Idaho Springs, Colorado to Moab, Utah

I left Idaho Springs, Colorado (elevation 7,524 feet) after a good night’s rest at the Heritage Inn with views of the Arco Gold Mining company and Clear Creek. I took a quick stroll down Main Street before gasing up and heading back to I-70. The night before I had walked up to the BeauJo’s Colorado Style Pizza and had a great dinner. I noticed all the nice shops but was too exhausted to spend much time looking the night before. Main Street looked pretty good in the early morning light.

There were very interesting signs for rodeos, bike races, Alpine climbing competitions and theatre!

As I walked into the main section of downtown Idaho Springs I saw several rafts filled with excited, but drenched tourists enjoying the extremely narrow and rapid flow of Clear Creek. The Clear Creek Rafting Company offers several daily excursions. I wished that I had time to do a run before leaving this action-packed area of Colorado.


I stopped for breakfast in Frisco, Colorado (elevation 9,042 feet) at the very nice Log Cabin Cafe (oatmeal with raisins, brown sugar and walnuts).

After driving through the Eisenhower Tunnel on Interstate 70 (elevation 11,013 feet), the highest elevation I’ve ever driven, I was somewhat relieved to be back in some oxygenated air in Frisco at 9,042 feet. After breakfast I hiked the North Ten Mile Creek trail.  The trailhead is located very near the entrance to Interstate 70. Although it was uphill I managed to do fairly well in this altitude and go some nice photos of Ten Mile Creek running beside the trail.

I was able to stop and take a few shots of the Rocky Mountains along Route 70.


I drove through the magnificent and unexpected splendor of Glenwood Canyon and followed the Colorado River for the first time on this trip. I can’t imagine the engineering that went into building the road through this canyon.

Glenwood Canyon is about 150 miles west of Denver and 90 miles east of Grand Junction. The 16 mile-long canyon runs along the Colorado River. I looked it up when I got back to New York and found that this section of I-70 was indeed a huge engineering challenge and didn’t even begin until the 1980s and officially opened in 1992. It is an amazing collection of bridges, tunnels and retaining walls that maintained the canyon’s appearance. Glenwood Canyon has to be one of the most spectacular stretches of highway I’ve ever driven on.
There was a great rest area (Exit 121) and a bike path that ran along the Colorado River so I did an easy 20-mile ride even though it was noon and quite hot. I saw two rafts floating down the river as I biked alongside.

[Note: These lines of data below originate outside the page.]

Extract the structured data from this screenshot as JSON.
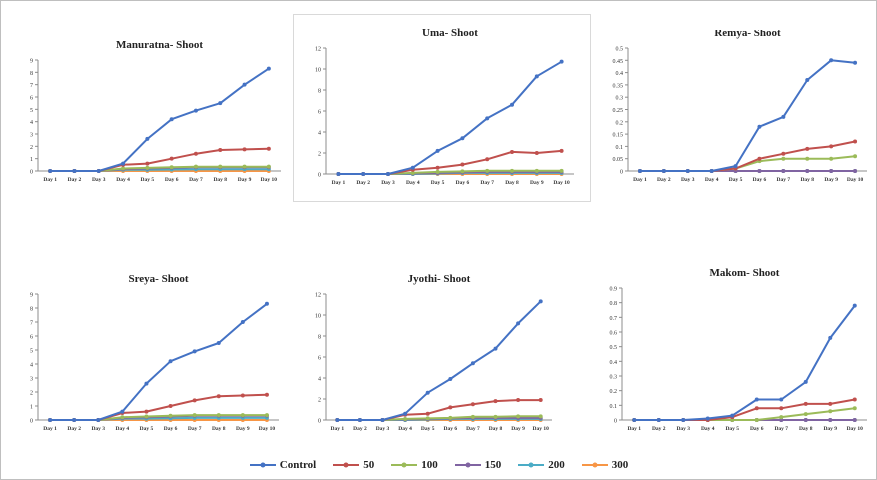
{
  "figure": {
    "legend": [
      {
        "label": "Control",
        "color": "#4472c4"
      },
      {
        "label": "50",
        "color": "#c0504d"
      },
      {
        "label": "100",
        "color": "#9bbb59"
      },
      {
        "label": "150",
        "color": "#8064a2"
      },
      {
        "label": "200",
        "color": "#4bacc6"
      },
      {
        "label": "300",
        "color": "#f79646"
      }
    ]
  },
  "chart_data": [
    {
      "type": "line",
      "title": "Manuratna- Shoot",
      "x": [
        "Day 1",
        "Day 2",
        "Day 3",
        "Day 4",
        "Day 5",
        "Day 6",
        "Day 7",
        "Day 8",
        "Day 9",
        "Day 10"
      ],
      "yticks": [
        "0",
        "1",
        "2",
        "3",
        "4",
        "5",
        "6",
        "7",
        "8",
        "9"
      ],
      "ylim": [
        0,
        9
      ],
      "series": [
        {
          "name": "Control",
          "color": "#4472c4",
          "values": [
            0,
            0,
            0,
            0.6,
            2.6,
            4.2,
            4.9,
            5.5,
            7.0,
            8.3
          ]
        },
        {
          "name": "50",
          "color": "#c0504d",
          "values": [
            0,
            0,
            0,
            0.5,
            0.6,
            1.0,
            1.4,
            1.7,
            1.75,
            1.8
          ]
        },
        {
          "name": "100",
          "color": "#9bbb59",
          "values": [
            0,
            0,
            0,
            0.2,
            0.25,
            0.3,
            0.35,
            0.35,
            0.35,
            0.35
          ]
        },
        {
          "name": "150",
          "color": "#8064a2",
          "values": [
            0,
            0,
            0,
            0.15,
            0.2,
            0.25,
            0.3,
            0.3,
            0.3,
            0.3
          ]
        },
        {
          "name": "200",
          "color": "#4bacc6",
          "values": [
            0,
            0,
            0,
            0.1,
            0.1,
            0.12,
            0.15,
            0.15,
            0.15,
            0.15
          ]
        },
        {
          "name": "300",
          "color": "#f79646",
          "values": [
            0,
            0,
            0,
            0,
            0,
            0,
            0,
            0,
            0,
            0
          ]
        }
      ]
    },
    {
      "type": "line",
      "title": "Uma- Shoot",
      "x": [
        "Day 1",
        "Day 2",
        "Day 3",
        "Day 4",
        "Day 5",
        "Day 6",
        "Day 7",
        "Day 8",
        "Day 9",
        "Day 10"
      ],
      "yticks": [
        "0",
        "2",
        "4",
        "6",
        "8",
        "10",
        "12"
      ],
      "ylim": [
        0,
        12
      ],
      "series": [
        {
          "name": "Control",
          "color": "#4472c4",
          "values": [
            0,
            0,
            0,
            0.6,
            2.2,
            3.4,
            5.3,
            6.6,
            9.3,
            10.7
          ]
        },
        {
          "name": "50",
          "color": "#c0504d",
          "values": [
            0,
            0,
            0,
            0.4,
            0.6,
            0.9,
            1.4,
            2.1,
            2.0,
            2.2
          ]
        },
        {
          "name": "100",
          "color": "#9bbb59",
          "values": [
            0,
            0,
            0,
            0.1,
            0.2,
            0.25,
            0.3,
            0.3,
            0.3,
            0.3
          ]
        },
        {
          "name": "150",
          "color": "#8064a2",
          "values": [
            0,
            0,
            0,
            0.05,
            0.1,
            0.15,
            0.2,
            0.2,
            0.2,
            0.2
          ]
        },
        {
          "name": "200",
          "color": "#4bacc6",
          "values": [
            0,
            0,
            0,
            0,
            0.05,
            0.1,
            0.1,
            0.1,
            0.1,
            0.1
          ]
        },
        {
          "name": "300",
          "color": "#f79646",
          "values": [
            0,
            0,
            0,
            0,
            0,
            0,
            0,
            0,
            0,
            0
          ]
        }
      ]
    },
    {
      "type": "line",
      "title": "Remya- Shoot",
      "x": [
        "Day 1",
        "Day 2",
        "Day 3",
        "Day 4",
        "Day 5",
        "Day 6",
        "Day 7",
        "Day 8",
        "Day 9",
        "Day 10"
      ],
      "yticks": [
        "0",
        "0.05",
        "0.1",
        "0.15",
        "0.2",
        "0.25",
        "0.3",
        "0.35",
        "0.4",
        "0.45",
        "0.5"
      ],
      "ylim": [
        0,
        0.5
      ],
      "series": [
        {
          "name": "Control",
          "color": "#4472c4",
          "values": [
            0,
            0,
            0,
            0,
            0.02,
            0.18,
            0.22,
            0.37,
            0.45,
            0.44
          ]
        },
        {
          "name": "50",
          "color": "#c0504d",
          "values": [
            0,
            0,
            0,
            0,
            0.01,
            0.05,
            0.07,
            0.09,
            0.1,
            0.12
          ]
        },
        {
          "name": "100",
          "color": "#9bbb59",
          "values": [
            0,
            0,
            0,
            0,
            0.01,
            0.04,
            0.05,
            0.05,
            0.05,
            0.06
          ]
        },
        {
          "name": "150",
          "color": "#8064a2",
          "values": [
            0,
            0,
            0,
            0,
            0,
            0,
            0,
            0,
            0,
            0
          ]
        },
        {
          "name": "200",
          "color": "#4bacc6",
          "values": [
            0,
            0,
            0,
            0,
            0,
            0,
            0,
            0,
            0,
            0
          ]
        },
        {
          "name": "300",
          "color": "#f79646",
          "values": [
            0,
            0,
            0,
            0,
            0,
            0,
            0,
            0,
            0,
            0
          ]
        }
      ]
    },
    {
      "type": "line",
      "title": "Sreya- Shoot",
      "x": [
        "Day 1",
        "Day 2",
        "Day 3",
        "Day 4",
        "Day 5",
        "Day 6",
        "Day 7",
        "Day 8",
        "Day 9",
        "Day 10"
      ],
      "yticks": [
        "0",
        "1",
        "2",
        "3",
        "4",
        "5",
        "6",
        "7",
        "8",
        "9"
      ],
      "ylim": [
        0,
        9
      ],
      "series": [
        {
          "name": "Control",
          "color": "#4472c4",
          "values": [
            0,
            0,
            0,
            0.6,
            2.6,
            4.2,
            4.9,
            5.5,
            7.0,
            8.3
          ]
        },
        {
          "name": "50",
          "color": "#c0504d",
          "values": [
            0,
            0,
            0,
            0.5,
            0.6,
            1.0,
            1.4,
            1.7,
            1.75,
            1.8
          ]
        },
        {
          "name": "100",
          "color": "#9bbb59",
          "values": [
            0,
            0,
            0,
            0.2,
            0.25,
            0.3,
            0.35,
            0.35,
            0.35,
            0.35
          ]
        },
        {
          "name": "150",
          "color": "#8064a2",
          "values": [
            0,
            0,
            0,
            0.15,
            0.2,
            0.25,
            0.3,
            0.3,
            0.3,
            0.3
          ]
        },
        {
          "name": "200",
          "color": "#4bacc6",
          "values": [
            0,
            0,
            0,
            0.1,
            0.1,
            0.12,
            0.15,
            0.15,
            0.15,
            0.15
          ]
        },
        {
          "name": "300",
          "color": "#f79646",
          "values": [
            0,
            0,
            0,
            0,
            0,
            0,
            0,
            0,
            0,
            0
          ]
        }
      ]
    },
    {
      "type": "line",
      "title": "Jyothi- Shoot",
      "x": [
        "Day 1",
        "Day 2",
        "Day 3",
        "Day 4",
        "Day 5",
        "Day 6",
        "Day 7",
        "Day 8",
        "Day 9",
        "Day 10"
      ],
      "yticks": [
        "0",
        "2",
        "4",
        "6",
        "8",
        "10",
        "12"
      ],
      "ylim": [
        0,
        12
      ],
      "series": [
        {
          "name": "Control",
          "color": "#4472c4",
          "values": [
            0,
            0,
            0,
            0.6,
            2.6,
            3.9,
            5.4,
            6.8,
            9.2,
            11.3
          ]
        },
        {
          "name": "50",
          "color": "#c0504d",
          "values": [
            0,
            0,
            0,
            0.5,
            0.6,
            1.2,
            1.5,
            1.8,
            1.9,
            1.9
          ]
        },
        {
          "name": "100",
          "color": "#9bbb59",
          "values": [
            0,
            0,
            0,
            0.1,
            0.15,
            0.2,
            0.3,
            0.3,
            0.35,
            0.35
          ]
        },
        {
          "name": "150",
          "color": "#8064a2",
          "values": [
            0,
            0,
            0,
            0.05,
            0.1,
            0.15,
            0.2,
            0.2,
            0.2,
            0.2
          ]
        },
        {
          "name": "200",
          "color": "#4bacc6",
          "values": [
            0,
            0,
            0,
            0,
            0.05,
            0.1,
            0.1,
            0.1,
            0.1,
            0.1
          ]
        },
        {
          "name": "300",
          "color": "#f79646",
          "values": [
            0,
            0,
            0,
            0,
            0,
            0,
            0,
            0,
            0,
            0
          ]
        }
      ]
    },
    {
      "type": "line",
      "title": "Makom- Shoot",
      "x": [
        "Day 1",
        "Day 2",
        "Day 3",
        "Day 4",
        "Day 5",
        "Day 6",
        "Day 7",
        "Day 8",
        "Day 9",
        "Day 10"
      ],
      "yticks": [
        "0",
        "0.1",
        "0.2",
        "0.3",
        "0.4",
        "0.5",
        "0.6",
        "0.7",
        "0.8",
        "0.9"
      ],
      "ylim": [
        0,
        0.9
      ],
      "series": [
        {
          "name": "Control",
          "color": "#4472c4",
          "values": [
            0,
            0,
            0,
            0.01,
            0.03,
            0.14,
            0.14,
            0.26,
            0.56,
            0.78
          ]
        },
        {
          "name": "50",
          "color": "#c0504d",
          "values": [
            0,
            0,
            0,
            0,
            0.02,
            0.08,
            0.08,
            0.11,
            0.11,
            0.14
          ]
        },
        {
          "name": "100",
          "color": "#9bbb59",
          "values": [
            0,
            0,
            0,
            0,
            0,
            0,
            0.02,
            0.04,
            0.06,
            0.08
          ]
        },
        {
          "name": "150",
          "color": "#8064a2",
          "values": [
            0,
            0,
            0,
            0,
            0,
            0,
            0,
            0,
            0,
            0
          ]
        },
        {
          "name": "200",
          "color": "#4bacc6",
          "values": [
            0,
            0,
            0,
            0,
            0,
            0,
            0,
            0,
            0,
            0
          ]
        },
        {
          "name": "300",
          "color": "#f79646",
          "values": [
            0,
            0,
            0,
            0,
            0,
            0,
            0,
            0,
            0,
            0
          ]
        }
      ]
    }
  ]
}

The nicely paved bike path followed the Colorado River for some distance with Interstate 70 on the other side and railroad tracks on the other.


I stopped for gas in Grand Junction, Colorado then headed out into the canyonlands for the long drive into Utah. As I entered Utah there was a sign that said “Eagles On Highway.” I didn’t see any but what an amazing state! I got into Moab, walked on Main Street and visited the three(!) excellent bookstores. I drove out to Dead Horse State Park for the sunset at Dead Horse Point Overlook. I set up both my tripods and then snapped this shot with my Canon.

The moon was almost full and made a great scene with the clouds and sunset. More from Moab tomorrow.